More evacuees reach Cyprus, Turkey; operation eases
LARNACA, Cyprus, July 24 (Reuters) Thousands more people fleeing Israel's aerial bombardment of Lebanon flooded into Cyprus and Turkey today amid signs the mass evacuation may finally be levelling off.
Cypriot police spokesman Demetris Demetriou told Reuters the total number of evacuees arriving in the holiday island had reached 35,000 by today morning. Of those, 23,000 had already travelled home.
''Most of the evacuees are Americans, Canadians, Britons, French and Australians,'' he said.
US officials said more than 12,000 Americans had now left Lebanon. As the flow of Americans turned to a trickle, they said other foreign nationals, including Britons and Canadians, were boarding a US chartered cruise ship in Beirut.
''It's slowing down ... So we've opened up to other nationalities now,'' said one official on condition of anonymity, adding some Britons and Canadians had boarded.
A French embassy spokesman said the number of French citizens waiting to flee had dropped off and a German official said there were just a few hundred Germans left to evacuate.

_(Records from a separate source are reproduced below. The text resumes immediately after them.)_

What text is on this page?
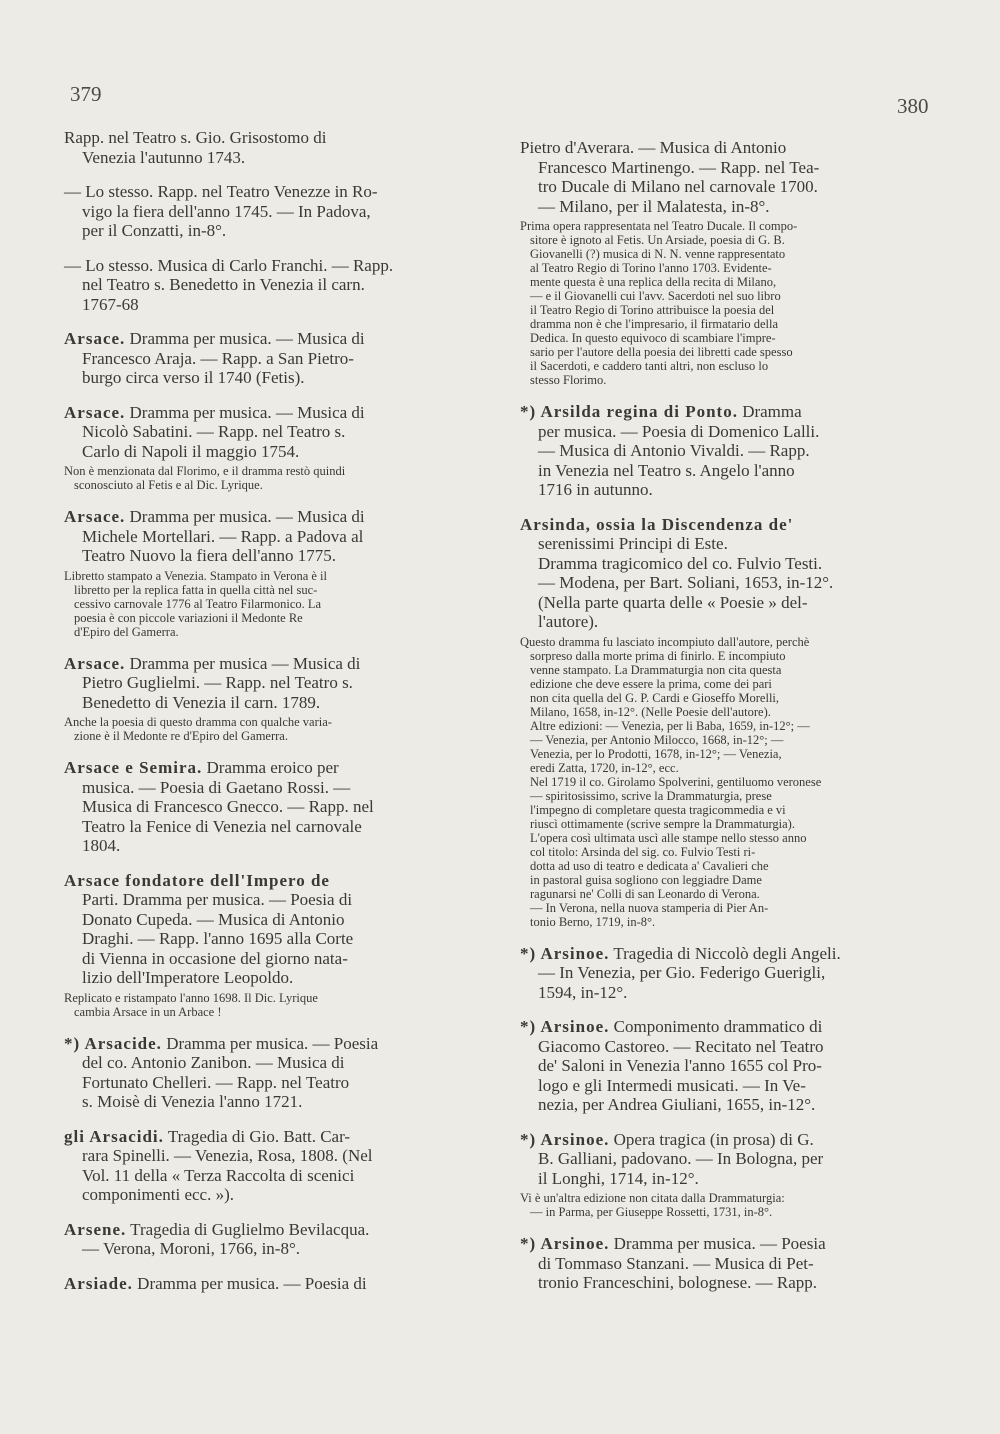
379	380
Rapp. nel Teatro s. Gio. Grisostomo di
Venezia l'autunno 1743.
— Lo stesso. Rapp. nel Teatro Venezze in Ro-
vigo la fiera dell'anno 1745. — In Padova,
per il Conzatti, in-8°.
— Lo stesso. Musica di Carlo Franchi. — Rapp.
nel Teatro s. Benedetto in Venezia il carn.
1767-68
Arsace. Dramma per musica. — Musica di
Francesco Araja. — Rapp. a San Pietro-
burgo circa verso il 1740 (Fetis).
Arsace. Dramma per musica. — Musica di
Nicolò Sabatini. — Rapp. nel Teatro s.
Carlo di Napoli il maggio 1754.
Non è menzionata dal Florimo, e il dramma restò quindi
sconosciuto al Fetis e al Dic. Lyrique.
Arsace. Dramma per musica. — Musica di
Michele Mortellari. — Rapp. a Padova al
Teatro Nuovo la fiera dell'anno 1775.
Libretto stampato a Venezia. Stampato in Verona è il
libretto per la replica fatta in quella città nel suc-
cessivo carnovale 1776 al Teatro Filarmonico. La
poesia è con piccole variazioni il Medonte Re
d'Epiro del Gamerra.
Arsace. Dramma per musica — Musica di
Pietro Guglielmi. — Rapp. nel Teatro s.
Benedetto di Venezia il carn. 1789.
Anche la poesia di questo dramma con qualche varia-
zione è il Medonte re d'Epiro del Gamerra.
Arsace e Semira. Dramma eroico per
musica. — Poesia di Gaetano Rossi. —
Musica di Francesco Gnecco. — Rapp. nel
Teatro la Fenice di Venezia nel carnovale
1804.
Arsace fondatore dell'Impero de
Parti. Dramma per musica. — Poesia di
Donato Cupeda. — Musica di Antonio
Draghi. — Rapp. l'anno 1695 alla Corte
di Vienna in occasione del giorno nata-
lizio dell'Imperatore Leopoldo.
Replicato e ristampato l'anno 1698. Il Dic. Lyrique
cambia Arsace in un Arbace !
*) Arsacide. Dramma per musica. — Poesia
del co. Antonio Zanibon. — Musica di
Fortunato Chelleri. — Rapp. nel Teatro
s. Moisè di Venezia l'anno 1721.
gli Arsacidi. Tragedia di Gio. Batt. Car-
rara Spinelli. — Venezia, Rosa, 1808. (Nel
Vol. 11 della « Terza Raccolta di scenici
componimenti ecc. »).
Arsene. Tragedia di Guglielmo Bevilacqua.
— Verona, Moroni, 1766, in-8°.
Arsiade. Dramma per musica. — Poesia di
Pietro d'Averara. — Musica di Antonio
Francesco Martinengo. — Rapp. nel Tea-
tro Ducale di Milano nel carnovale 1700.
— Milano, per il Malatesta, in-8°.
Prima opera rappresentata nel Teatro Ducale. Il compo-
sitore è ignoto al Fetis. Un Arsiade, poesia di G. B.
Giovanelli (?) musica di N. N. venne rappresentato
al Teatro Regio di Torino l'anno 1703. Evidente-
mente questa è una replica della recita di Milano,
— e il Giovanelli cui l'avv. Sacerdoti nel suo libro
il Teatro Regio di Torino attribuisce la poesia del
dramma non è che l'impresario, il firmatario della
Dedica. In questo equivoco di scambiare l'impre-
sario per l'autore della poesia dei libretti cade spesso
il Sacerdoti, e caddero tanti altri, non escluso lo
stesso Florimo.
*) Arsilda regina di Ponto. Dramma
per musica. — Poesia di Domenico Lalli.
— Musica di Antonio Vivaldi. — Rapp.
in Venezia nel Teatro s. Angelo l'anno
1716 in autunno.
Arsinda, ossia la Discendenza de'
serenissimi Principi di Este.
Dramma tragicomico del co. Fulvio Testi.
— Modena, per Bart. Soliani, 1653, in-12°.
(Nella parte quarta delle « Poesie » del-
l'autore).
Questo dramma fu lasciato incompiuto dall'autore, perchè
sorpreso dalla morte prima di finirlo. E incompiuto
venne stampato. La Drammaturgia non cita questa
edizione che deve essere la prima, come dei pari
non cita quella del G. P. Cardi e Gioseffo Morelli,
Milano, 1658, in-12°. (Nelle Poesie dell'autore).
Altre edizioni: — Venezia, per li Baba, 1659, in-12°; —
— Venezia, per Antonio Milocco, 1668, in-12°; —
Venezia, per lo Prodotti, 1678, in-12°; — Venezia,
eredi Zatta, 1720, in-12°, ecc.
Nel 1719 il co. Girolamo Spolverini, gentiluomo veronese
— spiritosissimo, scrive la Drammaturgia, prese
l'impegno di completare questa tragicommedia e vi
riuscì ottimamente (scrive sempre la Drammaturgia).
L'opera così ultimata uscì alle stampe nello stesso anno
col titolo: Arsinda del sig. co. Fulvio Testi ri-
dotta ad uso di teatro e dedicata a' Cavalieri che
in pastoral guisa sogliono con leggiadre Dame
ragunarsi ne' Colli di san Leonardo di Verona.
— In Verona, nella nuova stamperia di Pier An-
tonio Berno, 1719, in-8°.
*) Arsinoe. Tragedia di Niccolò degli Angeli.
— In Venezia, per Gio. Federigo Guerigli,
1594, in-12°.
*) Arsinoe. Componimento drammatico di
Giacomo Castoreo. — Recitato nel Teatro
de' Saloni in Venezia l'anno 1655 col Pro-
logo e gli Intermedi musicati. — In Ve-
nezia, per Andrea Giuliani, 1655, in-12°.
*) Arsinoe. Opera tragica (in prosa) di G.
B. Galliani, padovano. — In Bologna, per
il Longhi, 1714, in-12°.
Vi è un'altra edizione non citata dalla Drammaturgia:
— in Parma, per Giuseppe Rossetti, 1731, in-8°.
*) Arsinoe. Dramma per musica. — Poesia
di Tommaso Stanzani. — Musica di Pet-
tronio Franceschini, bolognese. — Rapp.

Britain's High Commissioner to Cyprus, Peter Millett, commenting on the British evacuation, said in a statement: ''The job is virtually completed.'' Overnight, around 15 ships brought more exhausted evacuees to the ports of Larnaca and Limassol in one of the busiest nights since Israel's air strikes on Lebanon began 13 days ago.

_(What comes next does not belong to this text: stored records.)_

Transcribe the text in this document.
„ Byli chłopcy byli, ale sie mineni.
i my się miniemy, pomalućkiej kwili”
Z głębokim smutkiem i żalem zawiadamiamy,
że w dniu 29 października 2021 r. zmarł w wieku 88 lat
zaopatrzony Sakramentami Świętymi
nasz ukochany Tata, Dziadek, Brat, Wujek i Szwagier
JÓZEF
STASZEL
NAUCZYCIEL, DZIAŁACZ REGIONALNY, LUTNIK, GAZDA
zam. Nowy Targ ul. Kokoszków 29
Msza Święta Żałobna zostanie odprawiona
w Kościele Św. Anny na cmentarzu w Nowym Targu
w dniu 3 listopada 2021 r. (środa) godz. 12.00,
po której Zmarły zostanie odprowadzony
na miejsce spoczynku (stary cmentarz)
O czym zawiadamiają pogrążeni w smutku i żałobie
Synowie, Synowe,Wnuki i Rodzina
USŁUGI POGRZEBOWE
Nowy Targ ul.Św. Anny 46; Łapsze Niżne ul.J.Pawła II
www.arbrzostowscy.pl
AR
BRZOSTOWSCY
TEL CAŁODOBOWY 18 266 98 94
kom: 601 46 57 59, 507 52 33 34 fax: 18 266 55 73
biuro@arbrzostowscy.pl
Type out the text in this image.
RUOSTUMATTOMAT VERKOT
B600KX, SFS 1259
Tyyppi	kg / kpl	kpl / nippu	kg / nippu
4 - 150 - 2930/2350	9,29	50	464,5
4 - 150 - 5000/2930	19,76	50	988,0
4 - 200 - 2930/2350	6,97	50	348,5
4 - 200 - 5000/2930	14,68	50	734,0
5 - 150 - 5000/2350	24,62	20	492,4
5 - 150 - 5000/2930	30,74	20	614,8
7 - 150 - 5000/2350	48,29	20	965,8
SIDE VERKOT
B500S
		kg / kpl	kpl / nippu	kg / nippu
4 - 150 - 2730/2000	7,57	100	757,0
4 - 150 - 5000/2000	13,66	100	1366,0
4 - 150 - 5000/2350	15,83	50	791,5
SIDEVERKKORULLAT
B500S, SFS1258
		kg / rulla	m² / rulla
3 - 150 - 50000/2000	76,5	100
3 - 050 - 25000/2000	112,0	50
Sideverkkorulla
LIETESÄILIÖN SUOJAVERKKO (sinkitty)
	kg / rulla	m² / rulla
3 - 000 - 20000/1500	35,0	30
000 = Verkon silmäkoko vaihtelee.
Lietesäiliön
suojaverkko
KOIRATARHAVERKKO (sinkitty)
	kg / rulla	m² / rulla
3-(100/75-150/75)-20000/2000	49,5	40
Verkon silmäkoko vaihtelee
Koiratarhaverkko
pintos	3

Turkey has opened its Mediterranean port of Mersin to evacuees, relieving some of the strain on tiny Cyprus, whose limited facilities have been sorely strained by the crisis.
Some 1,600 relieved evacuees, mostly Americans, waved from the decks of the USS Trenton, one of the biggest ships involved in the evacuation, as it docked in Mersin today.

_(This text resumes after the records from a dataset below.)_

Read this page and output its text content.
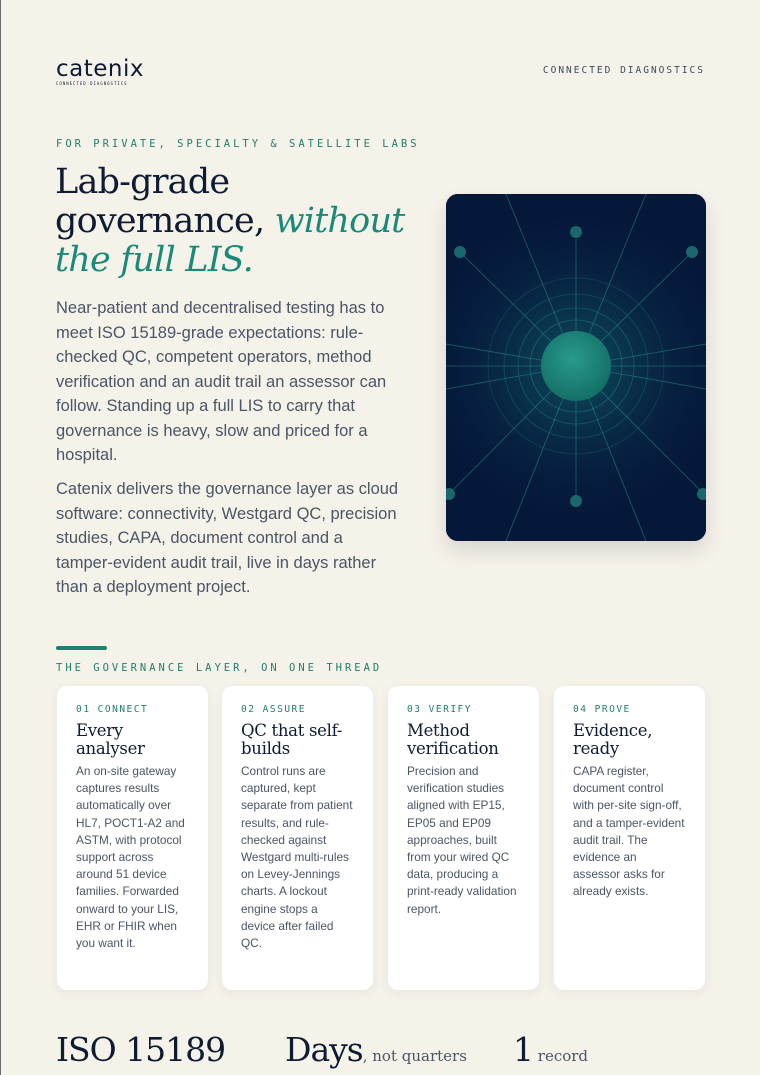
catenix
CONNECTED DIAGNOSTICS
CONNECTED DIAGNOSTICS
FOR PRIVATE, SPECIALTY & SATELLITE LABS
Lab-grade governance, without the full LIS.

Near-patient and decentralised testing has to meet ISO 15189-grade expectations: rule-checked QC, competent operators, method verification and an audit trail an assessor can follow. Standing up a full LIS to carry that governance is heavy, slow and priced for a hospital.

Catenix delivers the governance layer as cloud software: connectivity, Westgard QC, precision studies, CAPA, document control and a tamper-evident audit trail, live in days rather than a deployment project.

THE GOVERNANCE LAYER, ON ONE THREAD
01 CONNECT
Every analyser
An on-site gateway captures results automatically over HL7, POCT1-A2 and ASTM, with protocol support across around 51 device families. Forwarded onward to your LIS, EHR or FHIR when you want it.
02 ASSURE
QC that self-builds
Control runs are captured, kept separate from patient results, and rule-checked against Westgard multi-rules on Levey-Jennings charts. A lockout engine stops a device after failed QC.
03 VERIFY
Method verification
Precision and verification studies aligned with EP15, EP05 and EP09 approaches, built from your wired QC data, producing a print-ready validation report.
04 PROVE
Evidence, ready
CAPA register, document control with per-site sign-off, and a tamper-evident audit trail. The evidence an assessor asks for already exists.
ISO 15189 Days, not quarters 1 record
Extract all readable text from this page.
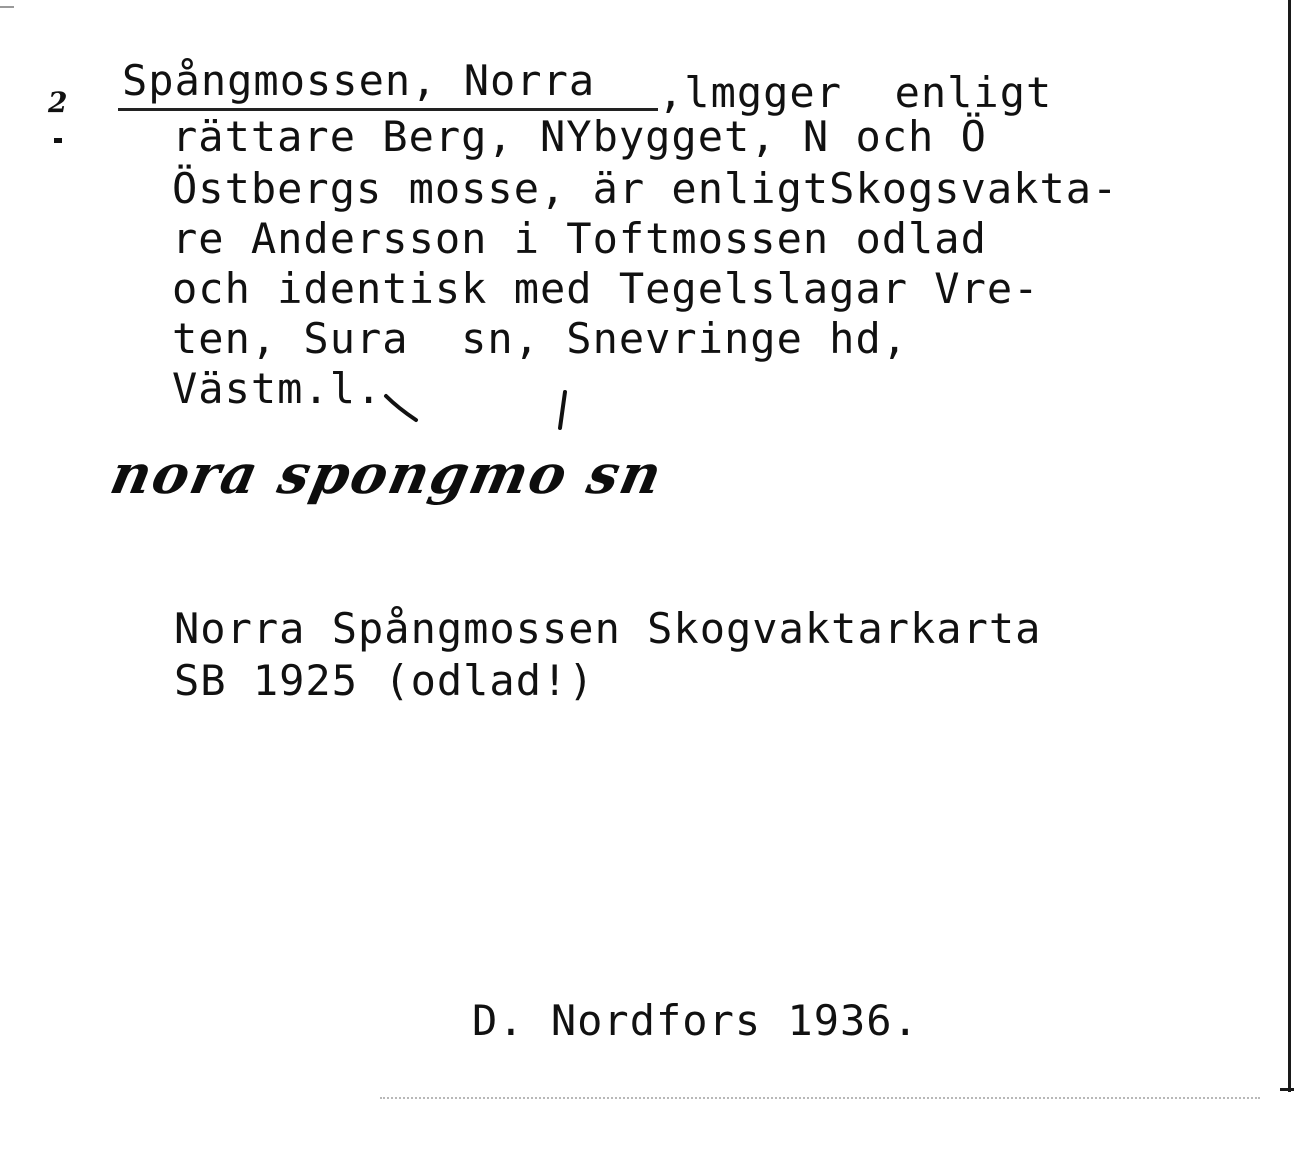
2 Spångmossen, Norra ,lmgger  enligt
rättare Berg, NYbyggеt, N och Ö
Östbergs mosse, är enligtSkogsvakta-
re Andersson i Toftmossen odlad
och identisk med Tegelslagar Vre-
ten, Sura  sn, Snevringe hd,
Västm.l.
nora spongmo sn
Norra Spångmossen Skogvaktarkarta
SB 1925 (odlad!)
D. Nordfors 1936.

Many were expected to be flown home from the US military base of Incirlik in southern Turkey.
HORROR Evacuees described the horror of life under bombardment.
''When they bombed the airport we heard it as though it was next door and we saw the clouds come up. We have two babies, so it was impossible to stay there,'' said Canadian Robert Daudelin from Montreal after arriving at Mersin.
Alia Ismail from Michigan, strolling on a Larnaca beach with her three young daughters, said US Secretary of State Condoleezza Rice should have come to the region earlier to help halt the conflict.
Rice held talks in Beirut today.
''She is a little... no, she is a lot late. Already a lot of destruction has happened. We don't feel anyone is protecting us.
(The bombing) is affecting everybody, even people who have nothing to do with this are paying the price,'' said Ismail.
Cyprus has appealed to its European Union partners to provide more help, especially planes to fly evacuees home.
''The situation is still difficult because the arrivals are more than the departures,'' Cypriot Communications Minister Haris Thrassou told Reuters.
European Environment Commissioner Stavros Dimas, whose service coordinates EU humanitarian aid, will go to Cyprus on Tuesday to assess evacuees' needs, the Commission said.
France said it had evacuated 4,450 French nationals and 1,150 foreigners as of midday today.
In Moscow, Foreign Minister Sergei Lavrov said Russia had evacuated about 1,900 people from Lebanon. But he said ''maybe hundreds'' of Russians and other ex-Soviet citizens could still be trapped in south Lebanon.
Three Indian naval vessels brought around 800 Indians, Nepalis and Sri Lankans to safety in Cyprus early today.
Australia said it expected to take 6,000 or more of its 20,000 citizens out of Lebanon this week, in what its ambassador to Turkey described as ''the biggest Australian evacuation since the Second World War''.